En respuesta, el policía me golpeó con fuerza en los riñones y caí de rodillas. Oí más sirenas acercándose, junto con el inconfundible aullido de una ambulancia.

– Eres muy gracioso, listillo -dijo el agente de menor edad-. ¿Por qué le has disparado?

– Tú no andabas por aquí -respondí, apretando los dientes de dolor-. Si hubieras estado, te habría pegado un tiro a ti en lugar de a él.

Se disponía a esposarme cuando una voz conocida dijo:

– Guarda la pistola, Harley.

Miré a su compañero por encima del hombro. Era Sam Rees. Lo reconocí de mi época en el cuerpo y él me reconoció a mí. Dudo que le gustara lo que veía.

– Fue policía -aclaró-. Déjalo en paz.

Después, los tres esperamos en silencio a que los demás se reunieran con nosotros.

Llegaron otros dos coches patrulla antes de que un Nova de color marrón barro descargara en la acera a una figura vestida de paisano. Al alzar los ojos vi a Walter Cole encaminarse hacia mí. No lo había visto desde hacía casi seis meses, como mínimo desde su ascenso a teniente. Llevaba un largo abrigo de piel marrón, poco indicado para aquel calor.

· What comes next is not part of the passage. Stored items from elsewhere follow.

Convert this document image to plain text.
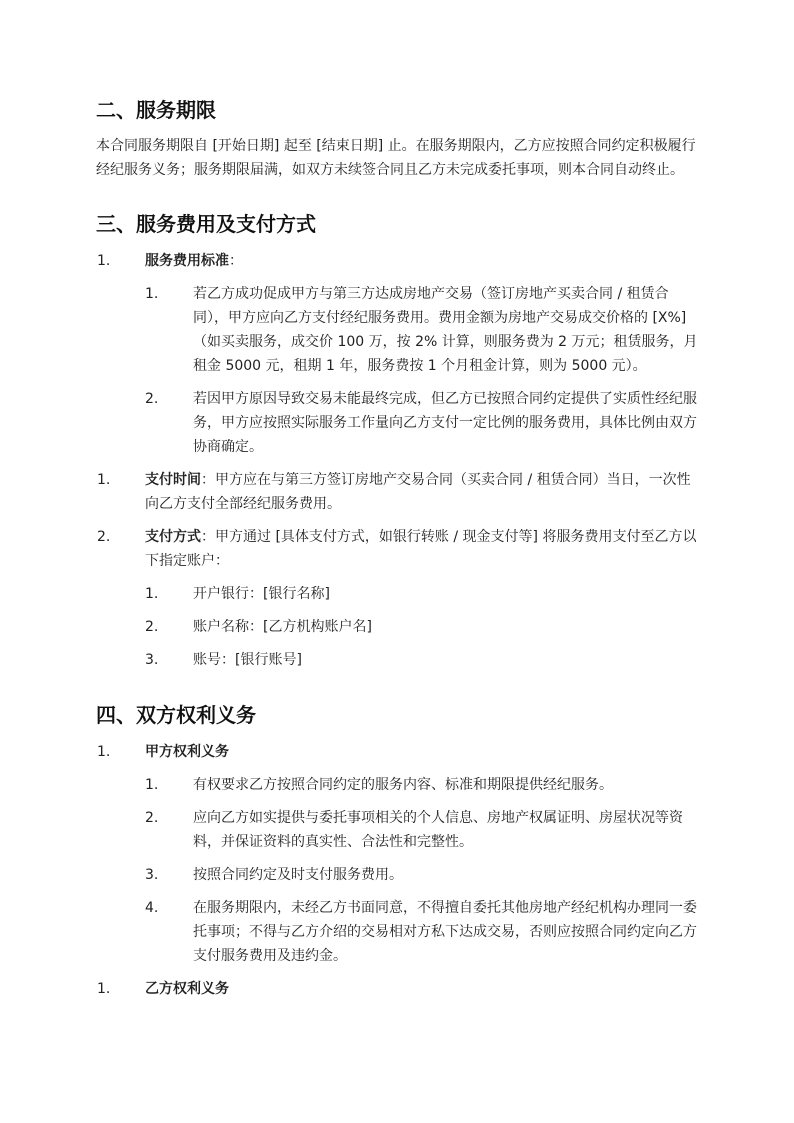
二、服务期限

本合同服务期限自 [开始日期] 起至 [结束日期] 止。在服务期限内，乙方应按照合同约定积极履行经纪服务义务；服务期限届满，如双方未续签合同且乙方未完成委托事项，则本合同自动终止。

三、服务费用及支付方式
1. 服务费用标准：
1. 若乙方成功促成甲方与第三方达成房地产交易（签订房地产买卖合同 / 租赁合同），甲方应向乙方支付经纪服务费用。费用金额为房地产交易成交价格的 [X%]（如买卖服务，成交价 100 万，按 2% 计算，则服务费为 2 万元；租赁服务，月租金 5000 元，租期 1 年，服务费按 1 个月租金计算，则为 5000 元）。
2. 若因甲方原因导致交易未能最终完成，但乙方已按照合同约定提供了实质性经纪服务，甲方应按照实际服务工作量向乙方支付一定比例的服务费用，具体比例由双方协商确定。
1. 支付时间：甲方应在与第三方签订房地产交易合同（买卖合同 / 租赁合同）当日，一次性向乙方支付全部经纪服务费用。
2. 支付方式：甲方通过 [具体支付方式，如银行转账 / 现金支付等] 将服务费用支付至乙方以下指定账户：
1. 开户银行：[银行名称]
2. 账户名称：[乙方机构账户名]
3. 账号：[银行账号]
四、双方权利义务
1. 甲方权利义务
1. 有权要求乙方按照合同约定的服务内容、标准和期限提供经纪服务。
2. 应向乙方如实提供与委托事项相关的个人信息、房地产权属证明、房屋状况等资料，并保证资料的真实性、合法性和完整性。
3. 按照合同约定及时支付服务费用。
4. 在服务期限内，未经乙方书面同意，不得擅自委托其他房地产经纪机构办理同一委托事项；不得与乙方介绍的交易相对方私下达成交易，否则应按照合同约定向乙方支付服务费用及违约金。
1. 乙方权利义务
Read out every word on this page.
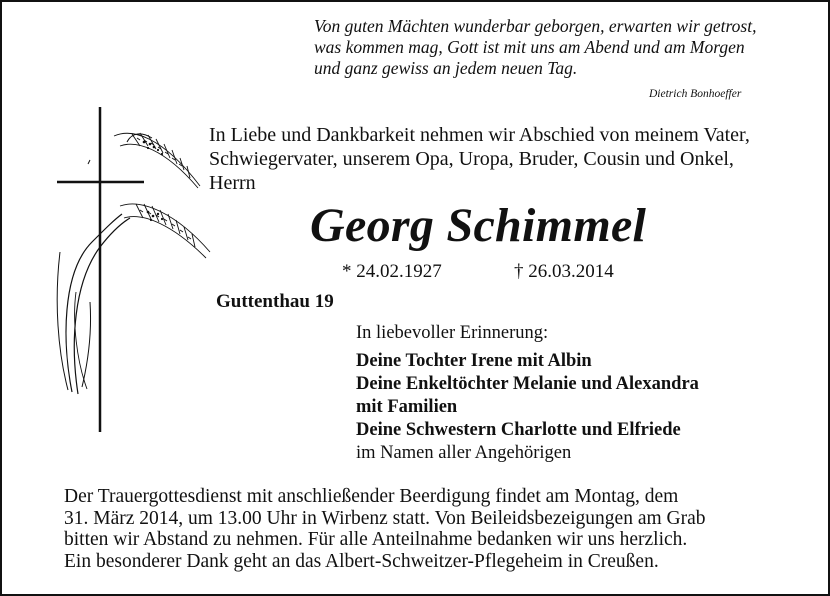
Von guten Mächten wunderbar geborgen, erwarten wir getrost,
was kommen mag, Gott ist mit uns am Abend und am Morgen
und ganz gewiss an jedem neuen Tag.
Dietrich Bonhoeffer
In Liebe und Dankbarkeit nehmen wir Abschied von meinem Vater,
Schwiegervater, unserem Opa, Uropa, Bruder, Cousin und Onkel,
Herrn
Georg Schimmel
* 24.02.1927	† 26.03.2014
Guttenthau 19
In liebevoller Erinnerung:
Deine Tochter Irene mit Albin
Deine Enkeltöchter Melanie und Alexandra
mit Familien
Deine Schwestern Charlotte und Elfriede
im Namen aller Angehörigen
Der Trauergottesdienst mit anschließender Beerdigung findet am Montag, dem
31. März 2014, um 13.00 Uhr in Wirbenz statt. Von Beileidsbezeigungen am Grab
bitten wir Abstand zu nehmen. Für alle Anteilnahme bedanken wir uns herzlich.
Ein besonderer Dank geht an das Albert-Schweitzer-Pflegeheim in Creußen.
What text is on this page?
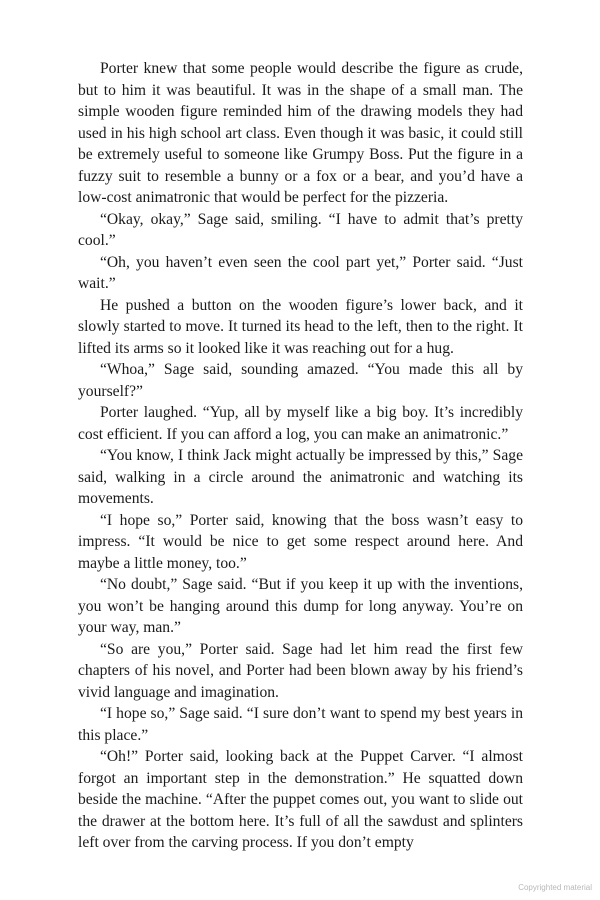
Porter knew that some people would describe the figure as crude, but to him it was beautiful. It was in the shape of a small man. The simple wooden figure reminded him of the drawing models they had used in his high school art class. Even though it was basic, it could still be extremely useful to someone like Grumpy Boss. Put the figure in a fuzzy suit to resemble a bunny or a fox or a bear, and you’d have a low-cost animatronic that would be perfect for the pizzeria.

“Okay, okay,” Sage said, smiling. “I have to admit that’s pretty cool.”

“Oh, you haven’t even seen the cool part yet,” Porter said. “Just wait.”

He pushed a button on the wooden figure’s lower back, and it slowly started to move. It turned its head to the left, then to the right. It lifted its arms so it looked like it was reaching out for a hug.

“Whoa,” Sage said, sounding amazed. “You made this all by yourself?”

Porter laughed. “Yup, all by myself like a big boy. It’s incredibly cost efficient. If you can afford a log, you can make an animatronic.”

“You know, I think Jack might actually be impressed by this,” Sage said, walking in a circle around the animatronic and watching its movements.

“I hope so,” Porter said, knowing that the boss wasn’t easy to impress. “It would be nice to get some respect around here. And maybe a little money, too.”

“No doubt,” Sage said. “But if you keep it up with the inventions, you won’t be hanging around this dump for long anyway. You’re on your way, man.”

“So are you,” Porter said. Sage had let him read the first few chapters of his novel, and Porter had been blown away by his friend’s vivid language and imagination.

“I hope so,” Sage said. “I sure don’t want to spend my best years in this place.”

“Oh!” Porter said, looking back at the Puppet Carver. “I almost forgot an important step in the demonstration.” He squatted down beside the machine. “After the puppet comes out, you want to slide out the drawer at the bottom here. It’s full of all the sawdust and splinters left over from the carving process. If you don’t empty

Copyrighted material
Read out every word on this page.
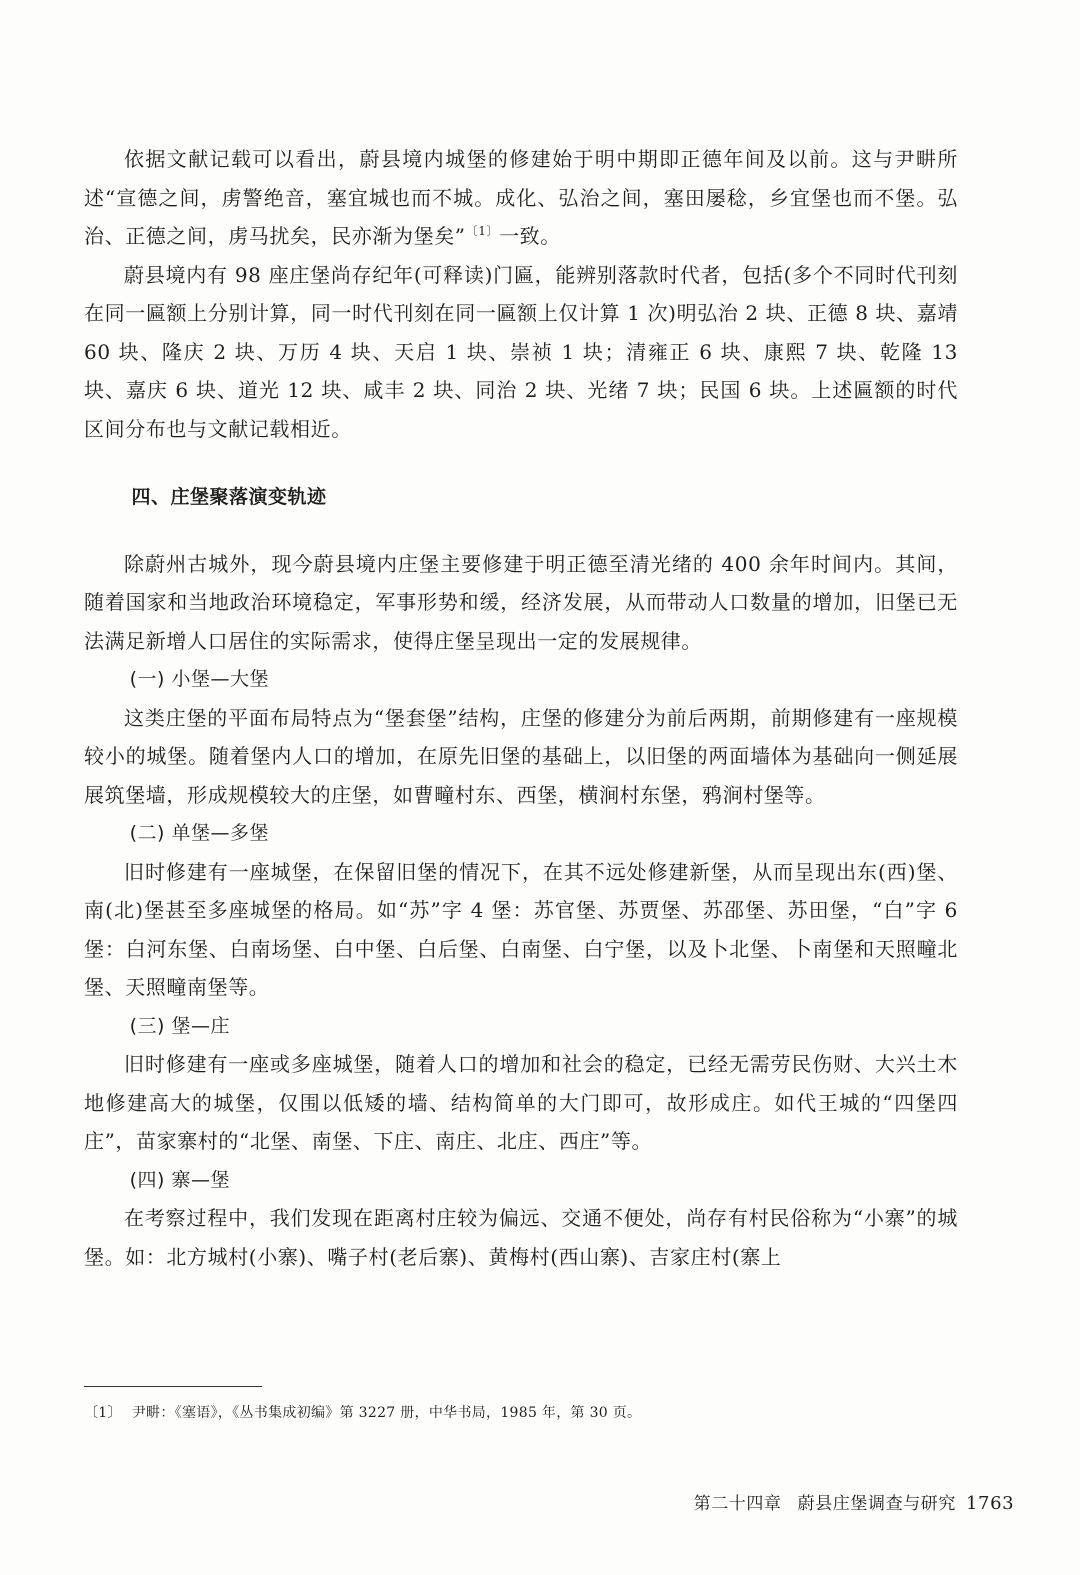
依据文献记载可以看出，蔚县境内城堡的修建始于明中期即正德年间及以前。这与尹畊所述“宣德之间，虏警绝音，塞宜城也而不城。成化、弘治之间，塞田屡稔，乡宜堡也而不堡。弘治、正德之间，虏马扰矣，民亦渐为堡矣”$^{〔1〕}$一致。

蔚县境内有 98 座庄堡尚存纪年(可释读)门匾，能辨别落款时代者，包括(多个不同时代刊刻在同一匾额上分别计算，同一时代刊刻在同一匾额上仅计算 1 次)明弘治 2 块、正德 8 块、嘉靖 60 块、隆庆 2 块、万历 4 块、天启 1 块、崇祯 1 块；清雍正 6 块、康熙 7 块、乾隆 13 块、嘉庆 6 块、道光 12 块、咸丰 2 块、同治 2 块、光绪 7 块；民国 6 块。上述匾额的时代区间分布也与文献记载相近。

四、庄堡聚落演变轨迹

除蔚州古城外，现今蔚县境内庄堡主要修建于明正德至清光绪的 400 余年时间内。其间，随着国家和当地政治环境稳定，军事形势和缓，经济发展，从而带动人口数量的增加，旧堡已无法满足新增人口居住的实际需求，使得庄堡呈现出一定的发展规律。

(一) 小堡—大堡

这类庄堡的平面布局特点为“堡套堡”结构，庄堡的修建分为前后两期，前期修建有一座规模较小的城堡。随着堡内人口的增加，在原先旧堡的基础上，以旧堡的两面墙体为基础向一侧延展展筑堡墙，形成规模较大的庄堡，如曹疃村东、西堡，横涧村东堡，鸦涧村堡等。

(二) 单堡—多堡

旧时修建有一座城堡，在保留旧堡的情况下，在其不远处修建新堡，从而呈现出东(西)堡、南(北)堡甚至多座城堡的格局。如“苏”字 4 堡：苏官堡、苏贾堡、苏邵堡、苏田堡，“白”字 6 堡：白河东堡、白南场堡、白中堡、白后堡、白南堡、白宁堡，以及卜北堡、卜南堡和天照疃北堡、天照疃南堡等。

(三) 堡—庄

旧时修建有一座或多座城堡，随着人口的增加和社会的稳定，已经无需劳民伤财、大兴土木地修建高大的城堡，仅围以低矮的墙、结构简单的大门即可，故形成庄。如代王城的“四堡四庄”，苗家寨村的“北堡、南堡、下庄、南庄、北庄、西庄”等。

(四) 寨—堡

在考察过程中，我们发现在距离村庄较为偏远、交通不便处，尚存有村民俗称为“小寨”的城堡。如：北方城村(小寨)、嘴子村(老后寨)、黄梅村(西山寨)、吉家庄村(寨上

〔1〕 尹畊：《塞语》，《丛书集成初编》第 3227 册，中华书局，1985 年，第 30 页。
第二十四章 蔚县庄堡调查与研究 1763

– ¿Ollie Watts? -preguntó, señalando al asesino con una inclinación de cabeza.

Asentí.

Me dejó un rato solo mientras hablaba con unos policías de uniforme y los inspectores del distrito. Advertí que sudaba copiosamente bajo el abrigo.

– Puedes venir en mi coche -me propuso cuando regresó, y lanzó una mirada de aversión mal disimulada al agente Harley. Hizo señas a otros inspectores para que se acercaran y, tras dirigirles unas últimas observaciones con tono sereno y comedido, me indicó con un gesto que fuera hacia el Nova.